A justificativa dada pelo Planalto é fortalecer as relações econômicas e expandir o comércio, promover um ambiente aberto e reduzir as tarifas. Além disso, segundo os ministérios da Economia e Relações Exteriores a desburocratização e adoção de padrões internacionais no combate à corrupção fornecerão segurança e vão garantir mais fluxo entre os países. O anexo de facilitação de comércio, pretende reduzir os entraves burocráticos. O de sobre boas práticas regulatórias tem como objetivo tornar os negócios mais transparentes. Anticorrupção reafirma uma série de acordos internacionais e expande a atuação doméstica e a cooperação internacional (11).  

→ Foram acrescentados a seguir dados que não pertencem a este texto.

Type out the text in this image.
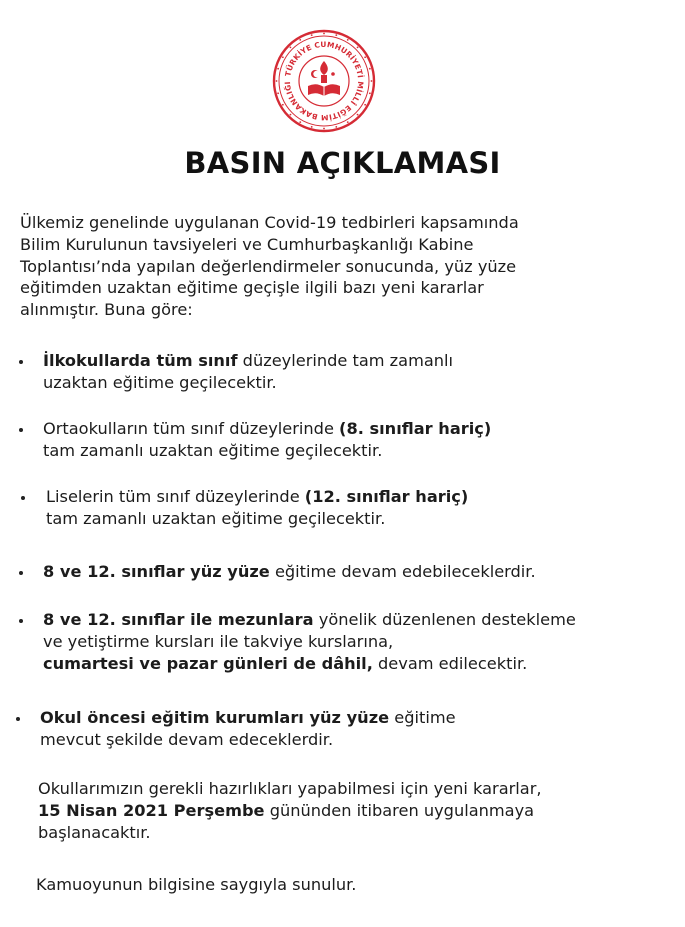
TÜRKİYE CUMHURİYETİ MİLLÎ EĞİTİM BAKANLIĞI
BASIN AÇIKLAMASI
Ülkemiz genelinde uygulanan Covid-19 tedbirleri kapsamında
Bilim Kurulunun tavsiyeleri ve Cumhurbaşkanlığı Kabine
Toplantısı’nda yapılan değerlendirmeler sonucunda, yüz yüze
eğitimden uzaktan eğitime geçişle ilgili bazı yeni kararlar
alınmıştır. Buna göre:
İlkokullarda tüm sınıf düzeylerinde tam zamanlı
uzaktan eğitime geçilecektir.
Ortaokulların tüm sınıf düzeylerinde (8. sınıflar hariç)
tam zamanlı uzaktan eğitime geçilecektir.
Liselerin tüm sınıf düzeylerinde (12. sınıflar hariç)
tam zamanlı uzaktan eğitime geçilecektir.
8 ve 12. sınıflar yüz yüze eğitime devam edebileceklerdir.
8 ve 12. sınıflar ile mezunlara yönelik düzenlenen destekleme
ve yetiştirme kursları ile takviye kurslarına,
cumartesi ve pazar günleri de dâhil, devam edilecektir.
Okul öncesi eğitim kurumları yüz yüze eğitime
mevcut şekilde devam edeceklerdir.
Okullarımızın gerekli hazırlıkları yapabilmesi için yeni kararlar,
15 Nisan 2021 Perşembe gününden itibaren uygulanmaya
başlanacaktır.
Kamuoyunun bilgisine saygıyla sunulur.
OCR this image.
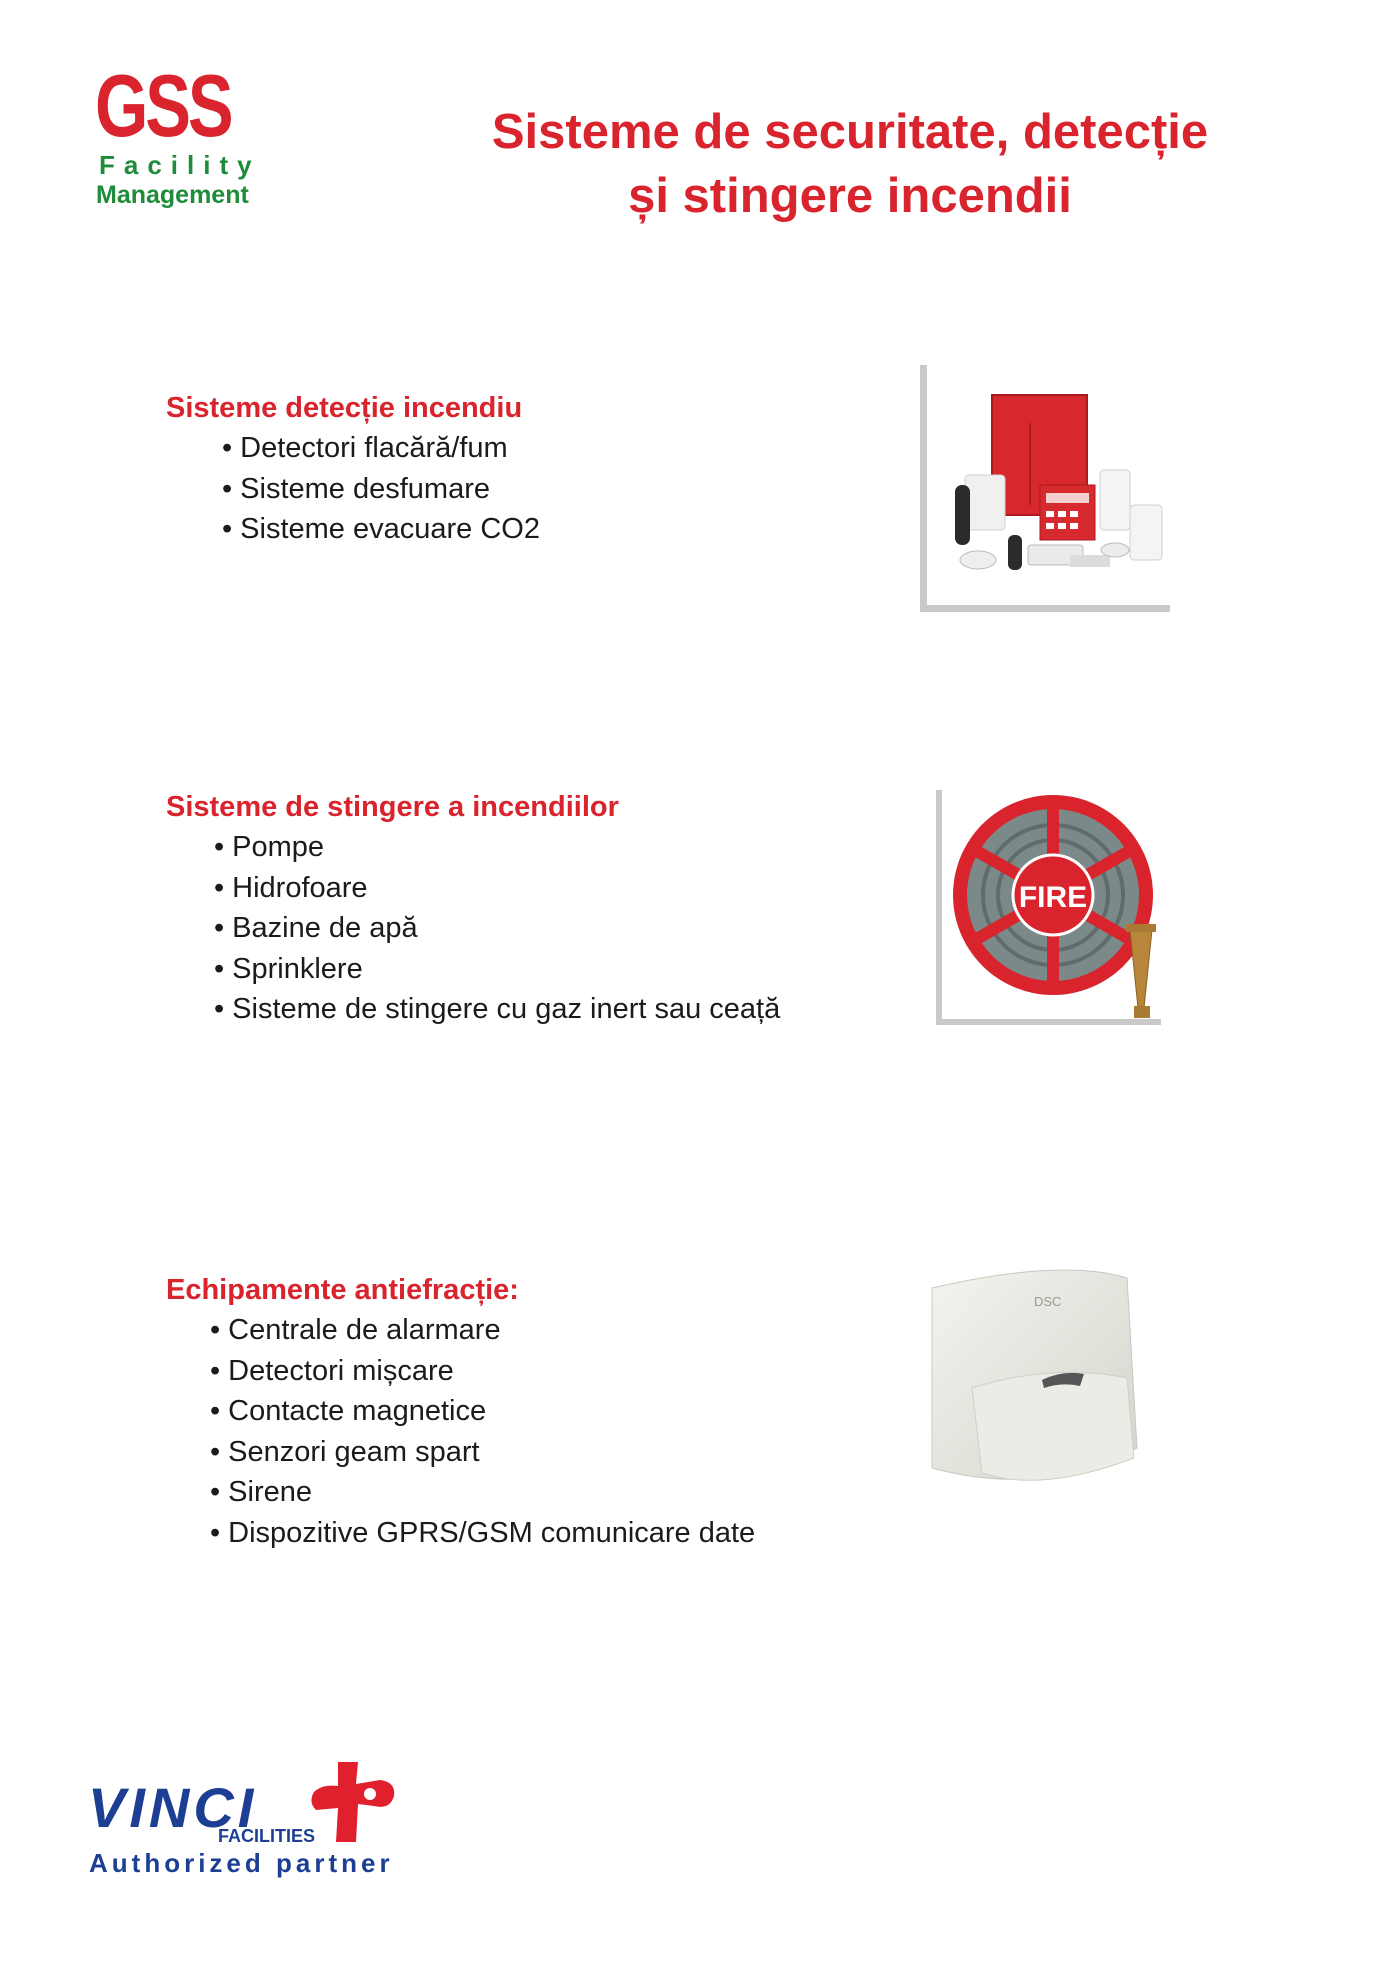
GSS
Facility
Management
Sisteme de securitate, detecție
și stingere incendii
Sisteme detecție incendiu
• Detectori flacără/fum
• Sisteme desfumare
• Sisteme evacuare CO2
Sisteme de stingere a incendiilor
• Pompe
• Hidrofoare
• Bazine de apă
• Sprinklere
• Sisteme de stingere cu gaz inert sau ceață
Echipamente antiefracție:
• Centrale de alarmare
• Detectori mișcare
• Contacte magnetice
• Senzori geam spart
• Sirene
• Dispozitive GPRS/GSM comunicare date
FIRE
DSC
VINCI
FACILITIES
Authorized partner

Segundo Miguel Jorge (12), ex-ministro do Desenvolvimento, Indústria e Comércio Exterior, o acordo é bem burocrático, mas que por isso não deixa de ser importante. Ex-ministro lembra que os EUA já foram o principal parceiro econômico do Brasil, mas perderam o posto para a China. Entretanto, o termo não mudará essa questão, mas sinaliza que o governo estaria fazendo uma mudança de rumo. Resta agora saber o posicionamento do Congresso Brasileiro se Biden dará continuidade a um acordo firmado no governo Trump.    

Vacina contra Covid

Durante os 100 primeiros dias de governo, pode-se dizer que um dos pontos de maior destaque da administração de Joe Biden é a forma pela qual se tem conduzido a pandemia. Inicialmente, a meta proposta pelo presidente estadunidense de aplicar 100 milhões de doses em 100 dias aparentou-se um tanto quanto ambiciosa, mas, essa meta não só acabou sendo atingida, como dobrada (13). Por fim, o atual governante conseguiu o êxito de aplicar 200 milhões de doses únicas em exatos 93 dias de governo. Nesse mesmo intervalo de tempo, o Brasil aplicou cerca de 47 milhões de doses. Para se ter uma ideia, 44.4% da população americana (14) já tomou pelo menos uma dose da vacina, enquanto apenas 19.2% da população brasileira (15) recebeu a primeira dose. Essa discrepância numérica pode ser muito bem explicada pelas diferenças entre as campanhas de vacinação entre os dois países. 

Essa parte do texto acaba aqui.